Бабушка встретила нас еще в сенках:
-- Ну?
-- Нету. Не видать.
-- Ой, горе, горе! Да что же это такое! -- Она посеменила в горницу,
крестясь на ходу, под образами пала на колени: -- Мать Пресвятая Богородица!
Спаси и сохрани рабов Божьих, пособи им сено довезти, не изувечь, не
изурочь. И Лысуху, Лысуху усмири!
В доме наступило отчаяние. Полное. Бабушка всплакнула в фартук. Мы было
взялись поддержать ее, но она прикрикнула на нас:
-- А вы-то чЕ запели? Может, еще и ничего такого худого и нету. Может,
просто задержались, воз завалили либо что? И нечего накаркивать беду!..
Когда мы все изнемогли, устали ждать и зажгли лампу, утешаясь только
тем, что наши заночевали на Усть-Мане, бабушка глянула в окно и порхнула
оттуда к вешалке:
-- Робятишки! Вы какова лешака смотрели? Мужики-то уж выпрягают!..
Нас как ветром сдуло с печки. Надернули валенки на босу ногу, шапчонки
на головы, что под руку попало -- на себя и выкатились во двор. А во дворе
теснотища. Три воза сена загромоздили его, ворота настежь. Я с ходу к
дедушке, ткнулся носом в его холодную, мохнатую собачью доху с одной
стороны, Алешка -- с другой. Бабушка ворота запирала и как ни в чем не
бывало спрашивала:
-- Чего долго-то?
-- Дорога в замЕтах. В Манской речке версты две целик протаптывали, --
ответил Кольча-младший тоже буднично.

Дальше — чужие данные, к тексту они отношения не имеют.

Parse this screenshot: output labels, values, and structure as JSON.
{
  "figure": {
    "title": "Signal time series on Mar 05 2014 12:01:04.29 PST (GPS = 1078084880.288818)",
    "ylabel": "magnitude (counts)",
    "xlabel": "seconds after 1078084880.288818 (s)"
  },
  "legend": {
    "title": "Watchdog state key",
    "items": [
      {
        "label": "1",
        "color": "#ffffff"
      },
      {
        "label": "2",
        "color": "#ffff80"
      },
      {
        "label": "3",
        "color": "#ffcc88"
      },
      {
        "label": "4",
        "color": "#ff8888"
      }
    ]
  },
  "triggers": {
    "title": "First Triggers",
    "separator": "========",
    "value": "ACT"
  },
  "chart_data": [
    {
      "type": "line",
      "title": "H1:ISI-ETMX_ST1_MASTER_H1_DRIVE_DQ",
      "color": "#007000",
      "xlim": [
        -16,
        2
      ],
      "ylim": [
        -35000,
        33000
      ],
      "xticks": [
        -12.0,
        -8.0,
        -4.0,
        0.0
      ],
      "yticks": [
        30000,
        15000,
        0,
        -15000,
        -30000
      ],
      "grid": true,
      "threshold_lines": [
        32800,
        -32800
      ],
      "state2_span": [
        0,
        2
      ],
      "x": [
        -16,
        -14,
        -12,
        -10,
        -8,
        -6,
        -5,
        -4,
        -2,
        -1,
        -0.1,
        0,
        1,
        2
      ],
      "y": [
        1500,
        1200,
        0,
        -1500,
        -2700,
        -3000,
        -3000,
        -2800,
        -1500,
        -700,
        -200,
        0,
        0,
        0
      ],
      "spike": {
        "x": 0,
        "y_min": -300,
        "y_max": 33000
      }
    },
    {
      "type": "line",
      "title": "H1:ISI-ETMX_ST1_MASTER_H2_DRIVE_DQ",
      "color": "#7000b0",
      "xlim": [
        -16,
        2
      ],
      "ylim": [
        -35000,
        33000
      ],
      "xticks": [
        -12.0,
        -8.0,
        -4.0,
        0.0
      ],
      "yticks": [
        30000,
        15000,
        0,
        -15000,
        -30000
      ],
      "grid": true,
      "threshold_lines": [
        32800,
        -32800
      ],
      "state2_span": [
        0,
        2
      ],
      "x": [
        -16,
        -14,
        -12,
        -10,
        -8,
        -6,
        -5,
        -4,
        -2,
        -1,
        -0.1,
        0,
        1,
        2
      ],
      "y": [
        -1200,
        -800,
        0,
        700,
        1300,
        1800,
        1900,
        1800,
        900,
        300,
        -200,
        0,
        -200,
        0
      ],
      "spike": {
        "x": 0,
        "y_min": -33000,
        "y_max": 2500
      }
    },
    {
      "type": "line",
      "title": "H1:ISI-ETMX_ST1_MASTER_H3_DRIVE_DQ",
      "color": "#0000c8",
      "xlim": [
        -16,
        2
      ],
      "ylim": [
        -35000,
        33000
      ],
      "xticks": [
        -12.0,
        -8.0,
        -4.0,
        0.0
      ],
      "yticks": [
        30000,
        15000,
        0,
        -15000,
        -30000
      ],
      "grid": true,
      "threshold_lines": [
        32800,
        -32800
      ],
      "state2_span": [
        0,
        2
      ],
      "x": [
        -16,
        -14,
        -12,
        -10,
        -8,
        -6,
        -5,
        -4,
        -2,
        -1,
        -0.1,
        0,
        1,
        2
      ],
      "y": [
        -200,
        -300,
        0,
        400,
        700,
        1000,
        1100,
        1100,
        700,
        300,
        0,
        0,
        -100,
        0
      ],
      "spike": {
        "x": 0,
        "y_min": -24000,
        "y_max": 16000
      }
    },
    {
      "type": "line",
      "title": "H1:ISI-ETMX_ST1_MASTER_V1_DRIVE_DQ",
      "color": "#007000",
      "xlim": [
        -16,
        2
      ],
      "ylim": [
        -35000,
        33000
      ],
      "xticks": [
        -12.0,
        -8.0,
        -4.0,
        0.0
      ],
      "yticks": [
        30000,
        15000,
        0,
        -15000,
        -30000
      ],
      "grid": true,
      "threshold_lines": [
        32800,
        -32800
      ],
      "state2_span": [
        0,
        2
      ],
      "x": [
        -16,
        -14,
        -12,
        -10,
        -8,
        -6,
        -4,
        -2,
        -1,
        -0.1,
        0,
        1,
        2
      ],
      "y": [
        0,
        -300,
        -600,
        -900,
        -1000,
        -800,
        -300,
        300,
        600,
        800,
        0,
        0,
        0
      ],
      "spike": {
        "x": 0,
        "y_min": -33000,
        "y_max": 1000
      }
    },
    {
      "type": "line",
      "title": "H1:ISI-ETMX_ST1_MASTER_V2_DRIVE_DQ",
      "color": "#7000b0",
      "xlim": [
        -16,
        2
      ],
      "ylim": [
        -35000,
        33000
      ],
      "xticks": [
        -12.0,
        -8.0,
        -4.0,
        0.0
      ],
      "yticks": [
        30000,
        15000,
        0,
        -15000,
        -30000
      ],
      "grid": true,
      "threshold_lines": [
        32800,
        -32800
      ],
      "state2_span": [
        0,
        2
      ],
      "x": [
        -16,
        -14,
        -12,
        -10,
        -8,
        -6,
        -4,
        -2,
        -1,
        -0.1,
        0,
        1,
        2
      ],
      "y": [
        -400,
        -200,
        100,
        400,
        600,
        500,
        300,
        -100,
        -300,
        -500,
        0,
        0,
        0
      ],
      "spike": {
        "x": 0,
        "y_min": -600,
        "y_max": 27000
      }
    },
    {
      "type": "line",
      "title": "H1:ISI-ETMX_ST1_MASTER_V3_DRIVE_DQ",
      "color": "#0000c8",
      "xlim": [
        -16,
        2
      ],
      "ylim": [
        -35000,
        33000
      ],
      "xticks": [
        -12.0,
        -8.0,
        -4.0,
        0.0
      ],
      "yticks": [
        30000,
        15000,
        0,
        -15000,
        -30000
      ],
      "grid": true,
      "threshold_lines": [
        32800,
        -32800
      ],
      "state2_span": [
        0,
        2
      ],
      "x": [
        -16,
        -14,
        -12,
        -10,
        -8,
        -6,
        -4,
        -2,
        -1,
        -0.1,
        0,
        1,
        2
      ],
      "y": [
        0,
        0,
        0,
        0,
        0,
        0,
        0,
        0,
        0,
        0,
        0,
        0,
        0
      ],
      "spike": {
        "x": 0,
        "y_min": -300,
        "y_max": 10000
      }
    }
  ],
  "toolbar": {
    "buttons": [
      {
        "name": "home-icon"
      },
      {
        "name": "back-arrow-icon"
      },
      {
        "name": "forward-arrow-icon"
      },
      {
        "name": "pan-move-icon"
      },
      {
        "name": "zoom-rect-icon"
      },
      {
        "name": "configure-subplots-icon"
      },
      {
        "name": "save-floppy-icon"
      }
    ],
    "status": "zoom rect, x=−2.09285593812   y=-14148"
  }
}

Он выпрягал Лысуху и покрикивал на
нее. Дедушка молча потрепал нас по шапкам и отстранил.
-- Деда, а деда, сено сегодня будем метать или завтра?
-- Сегодня, сегодня, -- ответил за него Кольча-младший, и мы от
восторга завизжали и скорее, скорее унесли под навес дуги, сбрую. Мы лезли
везде и всюду, на нас ворчали мужики и даже легонько хлопали связанными
вожжами. Кольча-младший вилами один раз замахнулся. Но мы не боимся вил --
это острая орудья, ею ребят не бьют, ею только замахиваются. И мы дурели, не
слушались, карабкались на возы, скатывались кубарем в снег.

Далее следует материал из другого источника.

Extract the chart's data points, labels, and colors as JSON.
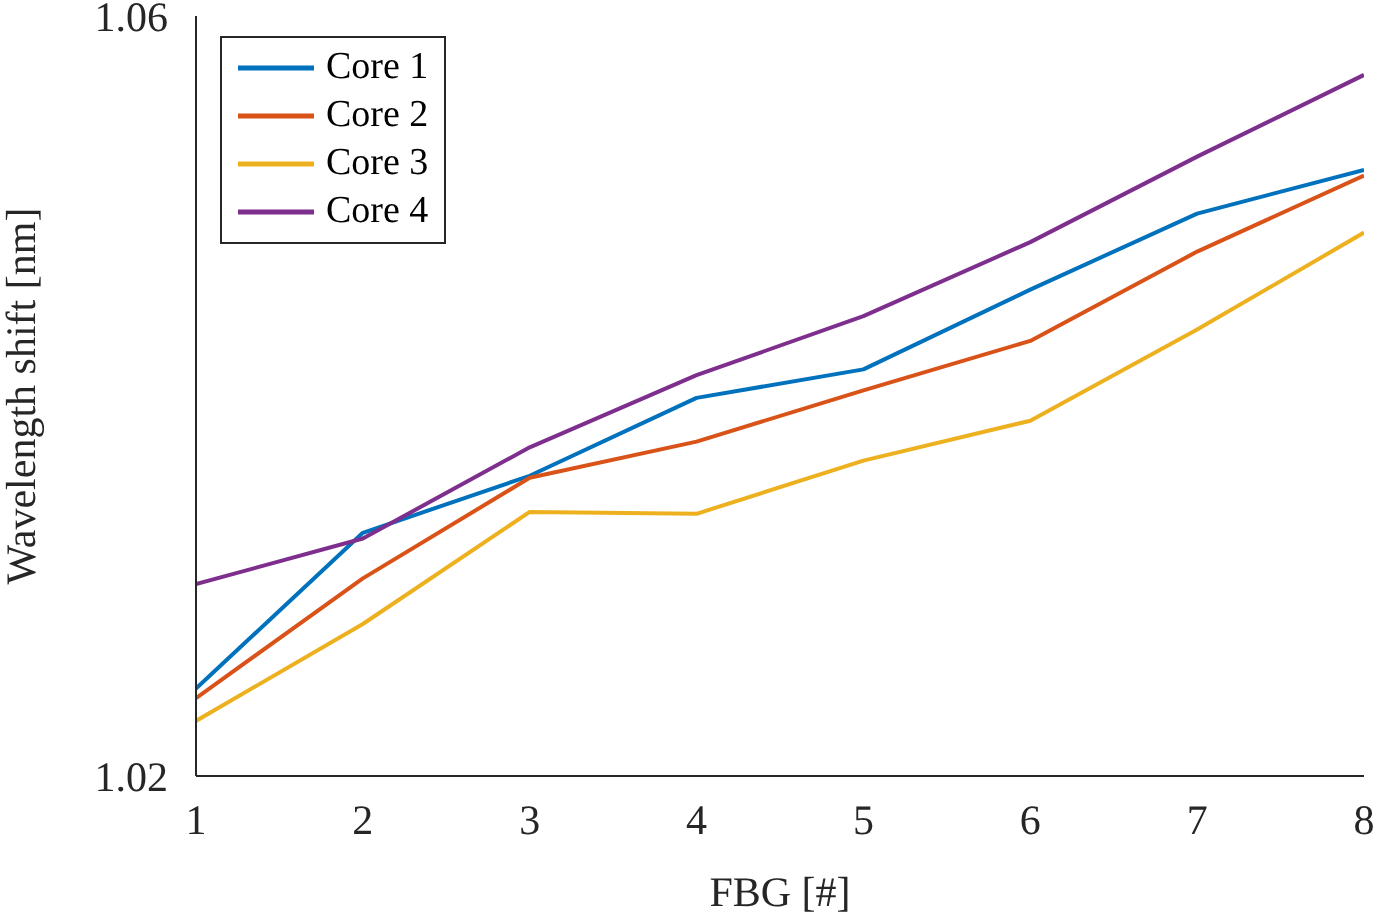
{
  "chart_data": {
    "type": "line",
    "xlabel": "FBG [#]",
    "ylabel": "Wavelength shift [nm]",
    "x": [
      1,
      2,
      3,
      4,
      5,
      6,
      7,
      8
    ],
    "series": [
      {
        "name": "Core 1",
        "color": "#0072bd",
        "values": [
          1.0246,
          1.0328,
          1.0358,
          1.0399,
          1.0414,
          1.0456,
          1.0496,
          1.0519
        ]
      },
      {
        "name": "Core 2",
        "color": "#d95319",
        "values": [
          1.0241,
          1.0304,
          1.0357,
          1.0376,
          1.0403,
          1.0429,
          1.0476,
          1.0516
        ]
      },
      {
        "name": "Core 3",
        "color": "#edb120",
        "values": [
          1.0229,
          1.028,
          1.0339,
          1.0338,
          1.0366,
          1.0387,
          1.0435,
          1.0486
        ]
      },
      {
        "name": "Core 4",
        "color": "#7e2f8e",
        "values": [
          1.0301,
          1.0325,
          1.0373,
          1.0411,
          1.0442,
          1.0481,
          1.0526,
          1.0569
        ]
      }
    ],
    "xlim": [
      1,
      8
    ],
    "xticks": [
      1,
      2,
      3,
      4,
      5,
      6,
      7,
      8
    ],
    "ylim": [
      1.02,
      1.06
    ],
    "yticks": [
      1.02,
      1.06
    ],
    "legend": "top left",
    "marker": "none",
    "line_style": "solid",
    "grid": false
  }
}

-- Вы дождетесь, вы дождетесь! -- обещали нам то бабушка, то
Кольча-младший. Дед помалкивал.
Коней закинули попонами и увели в конюшню. Оглобли саней связали.
Сыромятные завертки, растянутые возами, отходили, потрескивали. На санях
белый-белый лесной снег. Все видно хорошо, потому что в небе, студеная,
оцепенела луна, множество ярких звезд, снег повсюду мигал искрами.